# TT :(



## renay (May 30, 2007)

Well, I didn't think I'd be posting in this section anytime soon, but I guess this just goes to show that things don't always go as planned.

I posted a topic a while back in the general area of the forum about a ratlet that was WAY too young to leave his mother. I got him at an estimated 3 weeks old max. He was the sweetest little thing, full of kisses and energy, it was amazing just watching him grow day after day, he was quite something.

TT passed away Monday morning due to unknown causes, he leaves behind his mommy (me), his daddy, and 7 siblings whom never had the oppurtunity to meet him (Lulu, Piggle, Monkey, Spazz, Bizou, OP, Hot Shot) RIP TT Monster


----------



## Forensic (Apr 12, 2007)

I'm so sorry.


----------



## Mana (Apr 22, 2007)

Oh no!  I'm so sorry.
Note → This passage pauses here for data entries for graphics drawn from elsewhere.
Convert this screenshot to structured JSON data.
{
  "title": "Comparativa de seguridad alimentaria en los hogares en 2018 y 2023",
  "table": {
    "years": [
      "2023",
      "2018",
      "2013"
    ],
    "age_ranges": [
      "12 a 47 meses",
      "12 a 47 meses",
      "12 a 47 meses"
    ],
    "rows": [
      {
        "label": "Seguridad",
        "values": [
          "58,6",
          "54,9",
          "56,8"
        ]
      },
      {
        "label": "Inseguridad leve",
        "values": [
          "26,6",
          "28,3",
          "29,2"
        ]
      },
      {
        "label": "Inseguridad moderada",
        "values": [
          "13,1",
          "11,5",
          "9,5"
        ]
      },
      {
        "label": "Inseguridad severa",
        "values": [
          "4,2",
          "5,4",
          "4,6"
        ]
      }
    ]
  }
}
At least you know his life was filled with love and attention, and he didn't have to die alone and uncared for in a pet store.. or in the belly of a snake


----------



## renay (May 30, 2007)

thank god for that, i can't imagine my little baby in the belly of a snake, or dying in that god foresaken **** hole of a petstore, (yeah i feel very strongly against that pet store) I just wish I knew WHY he died :s or that he had even given me some sign of illness so i could have gotten him to veterinary care that he deserved


----------



## AustinXAPMX3 (Oct 23, 2007)

Im sorry


----------